Kubernetes Operator & CRD

Run Frontier on Kubernetes with a single FrontierCluster resource. The operator handles deployments, TLS secrets, services, probes, security context, and graceful shutdown.

1. Overview

The Frontier operator manages a two-tier deployment: Frontier (data plane, stateless edge gateway) and Frontlas (control plane, Redis-backed coordinator). Both are reconciled from a single namespaced custom resource FrontierCluster in the API group frontier.singchia.io/v1alpha1.
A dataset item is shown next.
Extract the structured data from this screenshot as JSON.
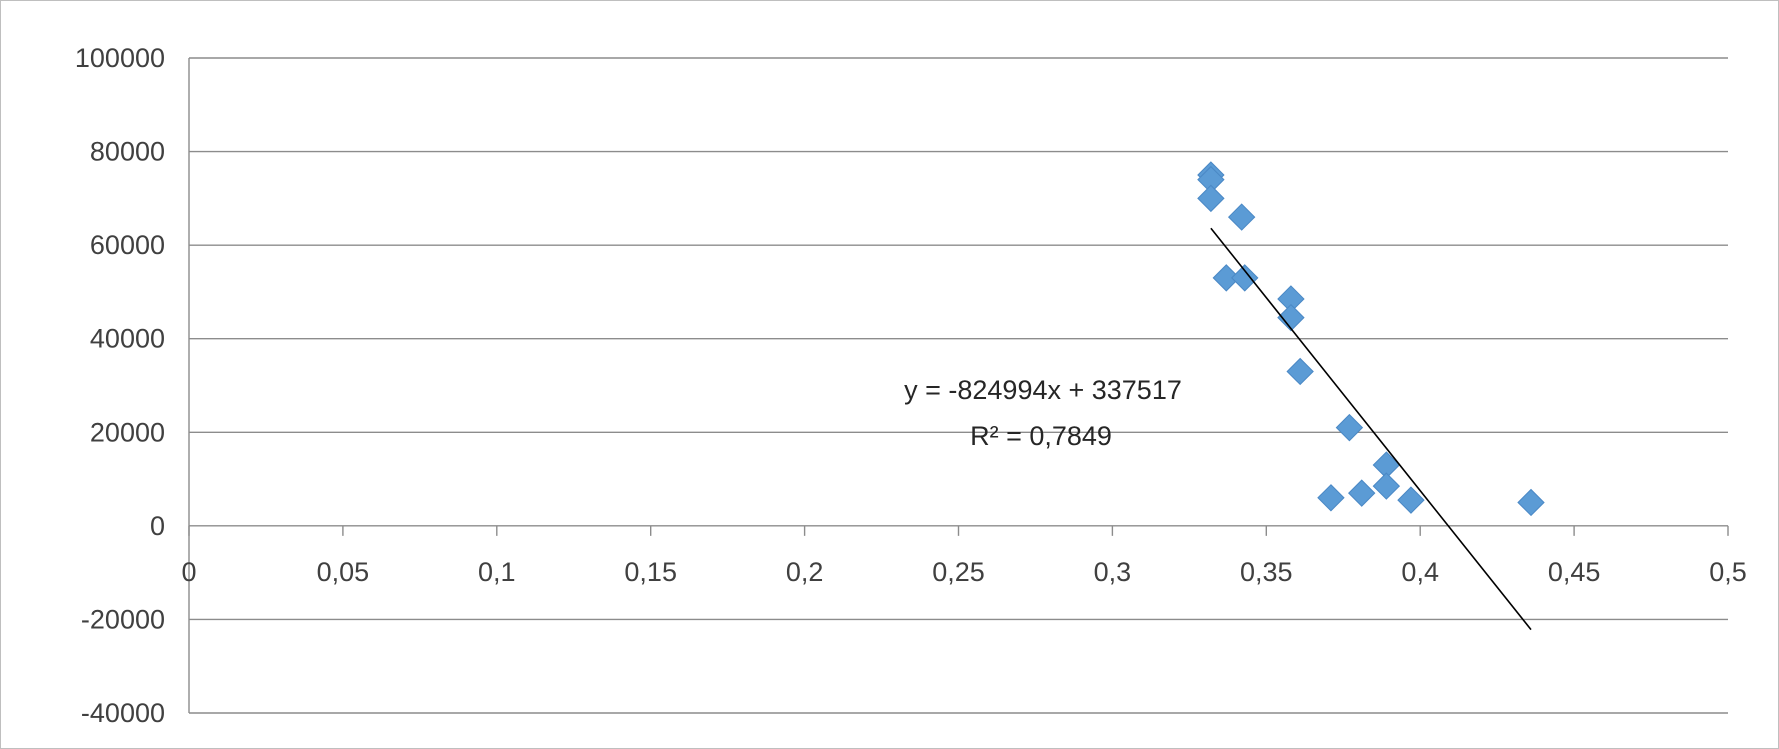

With one CR you get: two Deployments, three Services (servicebound, edgebound, controlplane), TLS material copied into operator-managed Secrets, sane production defaults (probes, preStop, non-root, drop-all caps, preferred anti-affinity), and a status that surfaces ready replicas and Conditions.

2. Installation

2.1 Install the CRD and operator

# Apply the CRD + operator deployment + RBAC in one shot
kubectl apply -f https://raw.githubusercontent.com/singchia/frontier/main/pkg/operator/dist/install.yaml

# Or from a local checkout
git clone https://github.com/singchia/frontier.git
kubectl apply -f frontier/pkg/operator/dist/install.yaml

Verify the CRD and operator pod:

kubectl get crd frontierclusters.frontier.singchia.io
kubectl get all -n frontier-operator-system

2.2 RBAC

The bundled install.yaml creates a ClusterRole granting the operator:

frontier.singchia.io/frontierclusters — full CRUD + status
apps/deployments — full CRUD (manages frontier & frontlas Deployments)
core/services, secrets, pods — full CRUD (services, TLS material, pod inspection)
core/events — create + patch (used by EventRecorder)

If you tighten this further, keep at least get;list;watch on those resources or reconcile will fail.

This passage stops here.